I had tea on a mountain with a Monk

Dianmu “the goddess governing thunder and lighting” has decided to show her face. Windy and wet barely describes it. Its raining sideways, the wind is howling through the building, and the electricity, which I hope manages to survive all this, is flickering. I am sitting here watching CNN and thinking about the amazing experience I just had on the side of one of the nearby mountains. Ten of us visited a1000 year old temple to meditate and have tea. It was a beautiful place and despite the weather the experience was incredible.
When we arrived at the festival today we were greeted by deafening bells. They were ringing sideways. The weather was not yet full of soaking rains, it was misting and the winds were picking up. We went about our day, attending artist the workshops, visiting the various vendors to make last minute purchases, and eating our meals despite the weather. In the afternoon I was supposed to demonstrate my work at the International Artist Tent. I sat down at the wheel promptly after lunch where we dined on a meal of cold noodles in soy milk ( not one of my favorites). I was told within minutes, as I sat there at an electric wheel in a puddle of water and the wind knocking over stalls around me, that my demonstration was canceled. I was both relieved because of the conditions and saddened because I had wanted the chance to work with the Celadon clay. I wanted to know how clay on this side of the world would respond to my touch not to unlike learning how it is the people interact upon meeting with me. Its a form of communication. I wanted to know how much I would need to change the choreography of my fingers to have a conversation with that material.
I headed up to the afternoon workshops somewhat defeated. I was interested in what was going on, and took copious notes. I even had a discussion with several of the artists sitting around me about the techniques being used. I must say with some amount of certainty the visual information will eventually makes it way out of my head and into my work, but I still longed to play with the material. I looked around me and realized that there was a sleeve of open clay sitting right next to me. I silently grabbed a handful and started to create an ocarina of a fish. I noticed that the clay had a slightly different texture and feel to it yet it was not entirely to foreign to me. It reminded me of a Miller Clay body (900) that I always want to purchase for myself but never do because I always forget about it and go with the familiar despite liking the new far better. Like the man that sat next to me on the plane, the communication gap was only a small problem. There was a relationship with the clay that was inherent just like humanity is inherent. I completed the fish as best I could with not tools and I took some photos and called it a day.
We left the studio with an hour to kill and ended up at the pub for a beer and soju.
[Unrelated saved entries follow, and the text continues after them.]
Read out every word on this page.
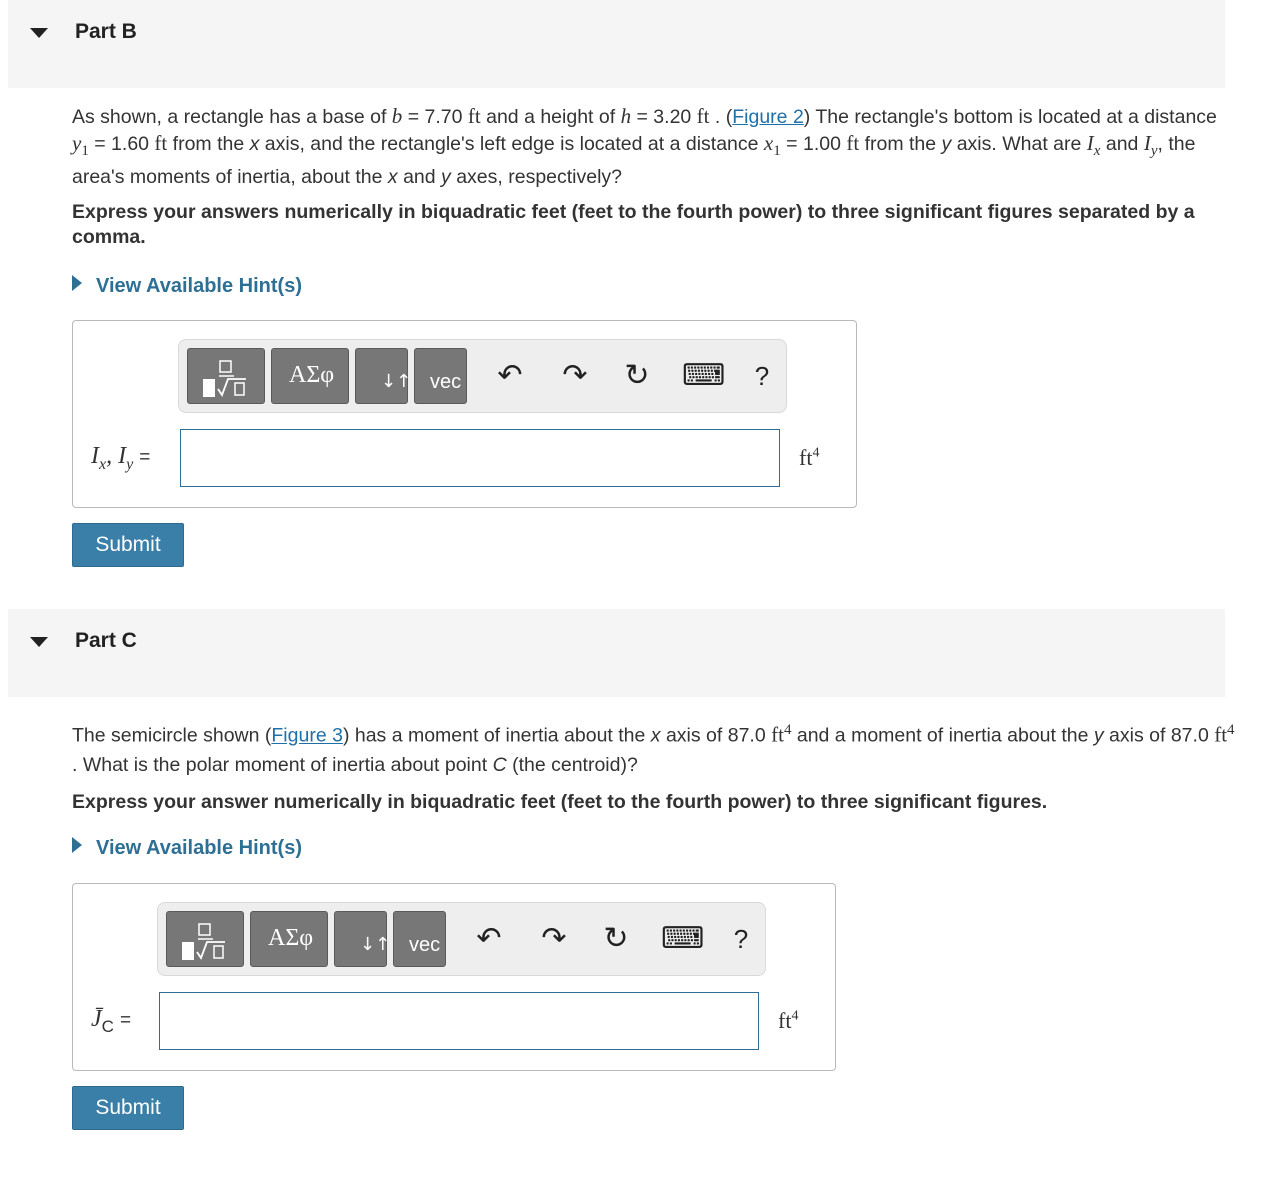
Part B
As shown, a rectangle has a base of b = 7.70 ft and a height of h = 3.20 ft . (Figure 2) The rectangle's bottom is located at a distance $y_1 = 1.60$ ft from the x axis, and the rectangle's left edge is located at a distance $x_1 = 1.00$ ft from the y axis. What are $I_x$ and $I_y$, the area's moments of inertia, about the x and y axes, respectively?
Express your answers numerically in biquadratic feet (feet to the fourth power) to three significant figures separated by a comma.
View Available Hint(s)
ΑΣφ	↓↑ vec ↶ ↷ ↻ ⌨	?
$I_x$, $I_y$ =	$ft^4$
Submit
Part C
The semicircle shown (Figure 3) has a moment of inertia about the x axis of 87.0 $ft^4$ and a moment of inertia about the y axis of 87.0 $ft^4$ . What is the polar moment of inertia about point C (the centroid)?
Express your answer numerically in biquadratic feet (feet to the fourth power) to three significant figures.
View Available Hint(s)
ΑΣφ	↓↑ vec ↶ ↷ ↻ ⌨	?
$J̄_C$ =	$ft^4$
Submit
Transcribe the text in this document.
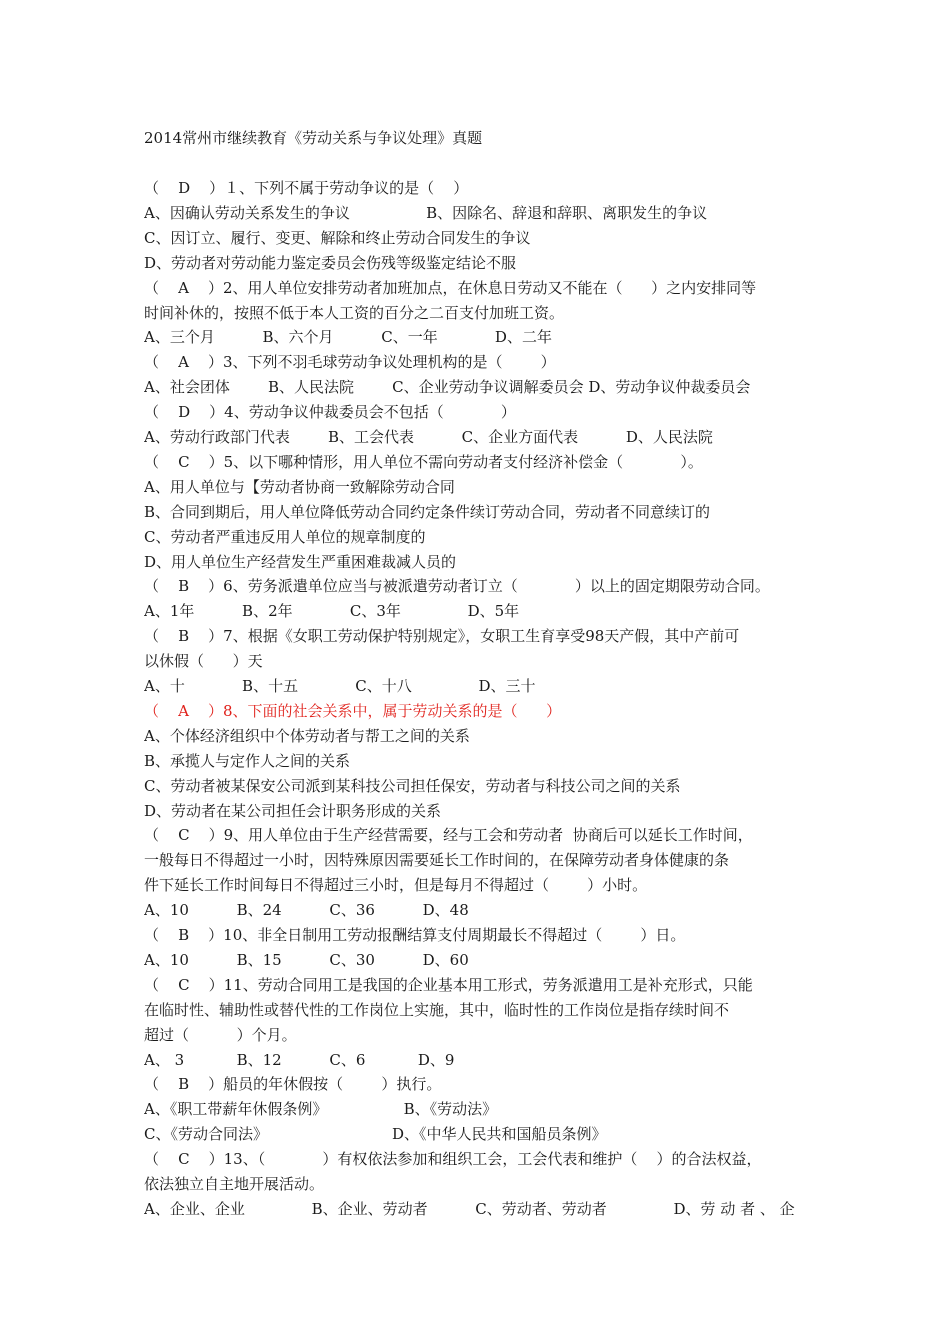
2014常州市继续教育《劳动关系与争议处理》真题
（    D    ）１、下列不属于劳动争议的是（    ）
A、因确认劳动关系发生的争议                B、因除名、辞退和辞职、离职发生的争议
C、因订立、履行、变更、解除和终止劳动合同发生的争议
D、劳动者对劳动能力鉴定委员会伤残等级鉴定结论不服
（    A    ）2、用人单位安排劳动者加班加点，在休息日劳动又不能在（      ）之内安排同等
时间补休的，按照不低于本人工资的百分之二百支付加班工资。
A、三个月          B、六个月          C、一年            D、二年
（    A    ）3、下列不羽毛球劳动争议处理机构的是（        ）
A、社会团体        B、人民法院        C、企业劳动争议调解委员会 D、劳动争议仲裁委员会
（    D    ）4、劳动争议仲裁委员会不包括（            ）
A、劳动行政部门代表        B、工会代表          C、企业方面代表          D、人民法院
（    C    ）5、以下哪种情形，用人单位不需向劳动者支付经济补偿金（            ）。
A、用人单位与【劳动者协商一致解除劳动合同
B、合同到期后，用人单位降低劳动合同约定条件续订劳动合同，劳动者不同意续订的
C、劳动者严重违反用人单位的规章制度的
D、用人单位生产经营发生严重困难裁减人员的
（    B    ）6、劳务派遣单位应当与被派遣劳动者订立（            ）以上的固定期限劳动合同。
A、1年          B、2年            C、3年              D、5年
（    B    ）7、根据《女职工劳动保护特别规定》，女职工生育享受98天产假，其中产前可
以休假（      ）天
A、十            B、十五            C、十八              D、三十
（    A    ）8、下面的社会关系中，属于劳动关系的是（      ）
A、个体经济组织中个体劳动者与帮工之间的关系
B、承揽人与定作人之间的关系
C、劳动者被某保安公司派到某科技公司担任保安，劳动者与科技公司之间的关系
D、劳动者在某公司担任会计职务形成的关系
（    C    ）9、用人单位由于生产经营需要，经与工会和劳动者  协商后可以延长工作时间，
一般每日不得超过一小时，因特殊原因需要延长工作时间的，在保障劳动者身体健康的条
件下延长工作时间每日不得超过三小时，但是每月不得超过（        ）小时。
A、10          B、24          C、36          D、48
（    B    ）10、非全日制用工劳动报酬结算支付周期最长不得超过（        ）日。
A、10          B、15          C、30          D、60
（    C    ）11、劳动合同用工是我国的企业基本用工形式，劳务派遣用工是补充形式，只能
在临时性、辅助性或替代性的工作岗位上实施，其中，临时性的工作岗位是指存续时间不
超过（          ）个月。
A、 3           B、12          C、6           D、9
（    B    ）船员的年休假按（        ）执行。
A、《职工带薪年休假条例》                B、《劳动法》
C、《劳动合同法》                          D、《中华人民共和国船员条例》
（    C    ）13、（            ）有权依法参加和组织工会，工会代表和维护（    ）的合法权益，
依法独立自主地开展活动。
A、企业、企业              B、企业、劳动者          C、劳动者、劳动者              D、劳 动 者 、 企
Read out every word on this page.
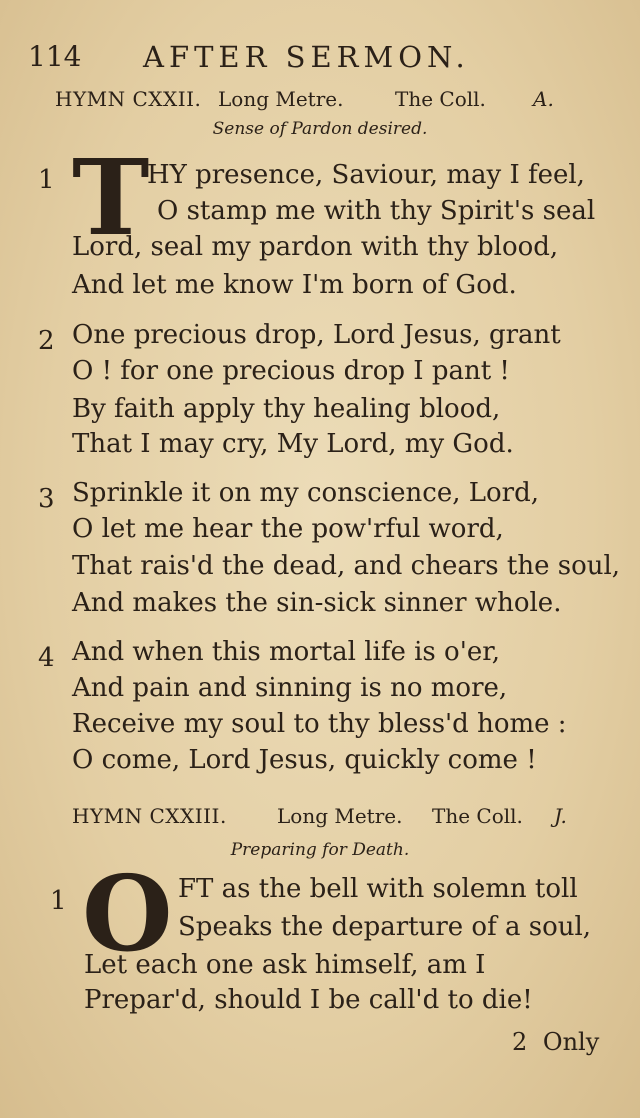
114 AFTER SERMON.
HYMN CXXII. Long Metre.	The Coll. A.
Sense of Pardon desired.
1 T
HY presence, Saviour, may I feel,
O stamp me with thy Spirit's seal
Lord, seal my pardon with thy blood,
And let me know I'm born of God.
2 One precious drop, Lord Jesus, grant
O ! for one precious drop I pant !
By faith apply thy healing blood,
That I may cry, My Lord, my God.
3 Sprinkle it on my conscience, Lord,
O let me hear the pow'rful word,
That rais'd the dead, and chears the soul,
And makes the sin-sick sinner whole.
4 And when this mortal life is o'er,
And pain and sinning is no more,
Receive my soul to thy bless'd home :
O come, Lord Jesus, quickly come !
HYMN CXXIII.	Long Metre. The Coll. J.
Preparing for Death.
1 O FT as the bell with solemn toll
Speaks the departure of a soul,
Let each one ask himself, am I
Prepar'd, should I be call'd to die!
2 Only
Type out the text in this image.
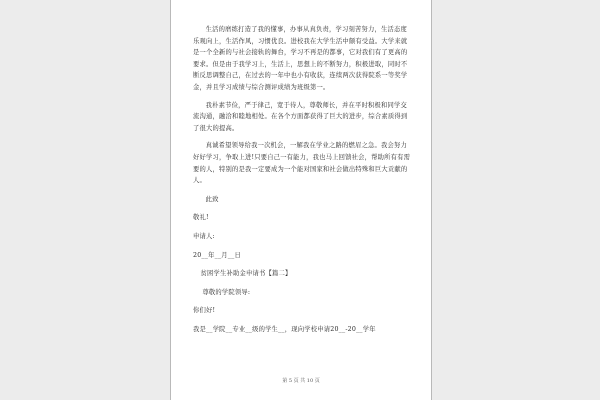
生活的磨练打造了我的懂事，办事从真负责，学习刻苦努力，生活态度乐观向上，生活作风，习惯优良。进校我在大学生活中颇有受益。大学来就是一个全新的与社会接轨的舞台，学习不再是的都事，它对我们有了更高的要求。但是由于我学习上，生活上，思想上的不断努力，积极进取，同时不断反思调整自己，在过去的一年中也小有收获，连续两次获得院系一等奖学金，并且学习成绩与综合测评成绩为班级第一。

我朴素节俭，严于律己，宽于待人，尊敬师长，并在平时积极和同学交流沟通，融洽和睦地相处。在各个方面都获得了巨大的进步，综合素质得到了很大的提高。

真诚希望领导给我一次机会，一解我在学业之路的燃眉之急。我会努力好好学习，争取上进!只要自己一有能力，我也马上回馈社会，帮助所有有需要的人，特别的是我一定要成为一个能对国家和社会做出特殊和巨大贡献的人。

此致

敬礼!

申请人:

20__年__月__日

贫困学生补助金申请书【篇二】

尊敬的学院领导:

你们好!

我是__学院__专业__级的学生__，现向学校申请20__-20__学年

第 5 页 共 10 页
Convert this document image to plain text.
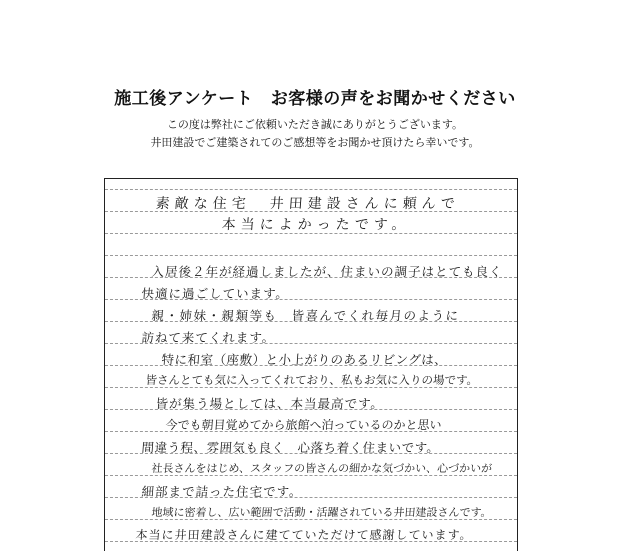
施工後アンケート　お客様の声をお聞かせください
この度は弊社にご依頼いただき誠にありがとうございます。
井田建設でご建築されてのご感想等をお聞かせ頂けたら幸いです。
素敵な住宅　井田建設さんに頼んで
本当によかったです。
入居後２年が経過しましたが、住まいの調子はとても良く
快適に過ごしています。
親・姉妹・親類等も　皆喜んでくれ毎月のように
訪ねて来てくれます。
特に和室（座敷）と小上がりのあるリビングは、
皆さんとても気に入ってくれており、私もお気に入りの場です。
皆が集う場としては、本当最高です。
今でも朝目覚めてから旅館へ泊っているのかと思い
間違う程、雰囲気も良く　心落ち着く住まいです。
社長さんをはじめ、スタッフの皆さんの細かな気づかい、心づかいが
細部まで詰った住宅です。
地域に密着し、広い範囲で活動・活躍されている井田建設さんです。
本当に井田建設さんに建てていただけて感謝しています。
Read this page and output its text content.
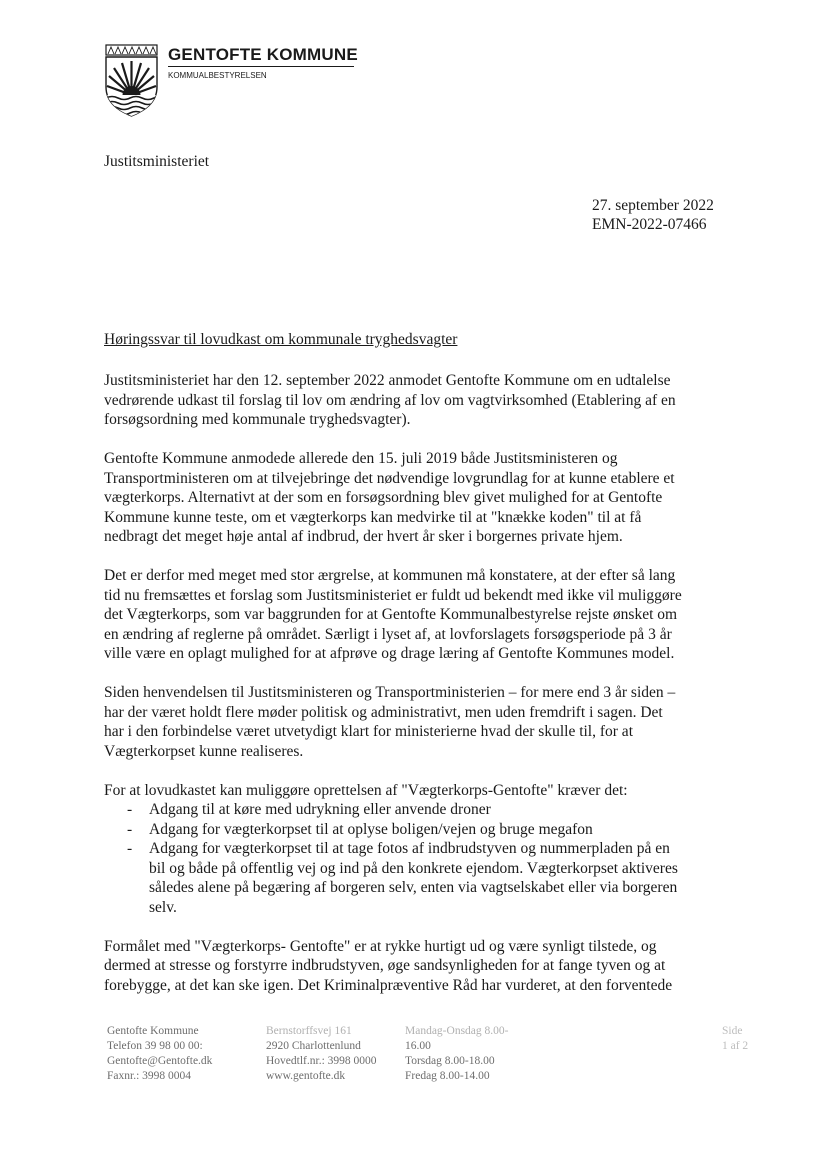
GENTOFTE KOMMUNE
KOMMUALBESTYRELSEN
Justitsministeriet
27. september 2022
EMN-2022-07466
Høringssvar til lovudkast om kommunale tryghedsvagter

Justitsministeriet har den 12. september 2022 anmodet Gentofte Kommune om en udtalelse
vedrørende udkast til forslag til lov om ændring af lov om vagtvirksomhed (Etablering af en
forsøgsordning med kommunale tryghedsvagter).

Gentofte Kommune anmodede allerede den 15. juli 2019 både Justitsministeren og
Transportministeren om at tilvejebringe det nødvendige lovgrundlag for at kunne etablere et
vægterkorps. Alternativt at der som en forsøgsordning blev givet mulighed for at Gentofte
Kommune kunne teste, om et vægterkorps kan medvirke til at "knække koden" til at få
nedbragt det meget høje antal af indbrud, der hvert år sker i borgernes private hjem.

Det er derfor med meget med stor ærgrelse, at kommunen må konstatere, at der efter så lang
tid nu fremsættes et forslag som Justitsministeriet er fuldt ud bekendt med ikke vil muliggøre
det Vægterkorps, som var baggrunden for at Gentofte Kommunalbestyrelse rejste ønsket om
en ændring af reglerne på området. Særligt i lyset af, at lovforslagets forsøgsperiode på 3 år
ville være en oplagt mulighed for at afprøve og drage læring af Gentofte Kommunes model.

Siden henvendelsen til Justitsministeren og Transportministerien – for mere end 3 år siden –
har der været holdt flere møder politisk og administrativt, men uden fremdrift i sagen. Det
har i den forbindelse været utvetydigt klart for ministerierne hvad der skulle til, for at
Vægterkorpset kunne realiseres.

For at lovudkastet kan muliggøre oprettelsen af "Vægterkorps-Gentofte" kræver det:

- Adgang til at køre med udrykning eller anvende droner
- Adgang for vægterkorpset til at oplyse boligen/vejen og bruge megafon
- Adgang for vægterkorpset til at tage fotos af indbrudstyven og nummerpladen på en
bil og både på offentlig vej og ind på den konkrete ejendom. Vægterkorpset aktiveres
således alene på begæring af borgeren selv, enten via vagtselskabet eller via borgeren
selv.

Formålet med "Vægterkorps- Gentofte" er at rykke hurtigt ud og være synligt tilstede, og
dermed at stresse og forstyrre indbrudstyven, øge sandsynligheden for at fange tyven og at
forebygge, at det kan ske igen. Det Kriminalpræventive Råd har vurderet, at den forventede

Gentofte Kommune
Telefon 39 98 00 00:
Gentofte@Gentofte.dk
Faxnr.: 3998 0004
Bernstorffsvej 161
2920 Charlottenlund
Hovedtlf.nr.: 3998 0000
www.gentofte.dk
Mandag-Onsdag 8.00-
16.00
Torsdag 8.00-18.00
Fredag 8.00-14.00
Side
1 af 2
This time we were joined by many more of our colleagues. There were 10 of us instead of the usual 6. It was a nice ending to our experience at the festival. We headed to dinner shortly after. I was embarrassed by how hungry I was. I had not really eaten lunch, I was completely buzzed and I dove into the rice, almost inhaling it. One thing about this culture I have learned is that it is very straight forward. They will say something that an American might think is rude or unapproachable. I was embarrassed because I was asked to slow down. I apologized and recoiled a bit. Not too long after that a small group of us made our way up a mountainside with a monk to have tea. I was sitting next to the monk and he started to ask me questions about my religion. I answered simply that I was raised Catholic but was not entirely sure that was what I would consider myself. I then asked him if he ever read Thomas Murton. He had not, but after our conversation was fascinated that a Catholic monk would be so open to Buddhism that he would make that central to his approach in his experience of his own faith essentially using the teachings of one religion to gain a deeper understanding of another. We spoke a bit more about philosophy and drank some more tea. Winding down our time at the temple. I kindly purchased some tea and on the drive home found myself wishing that I could have stayed longer.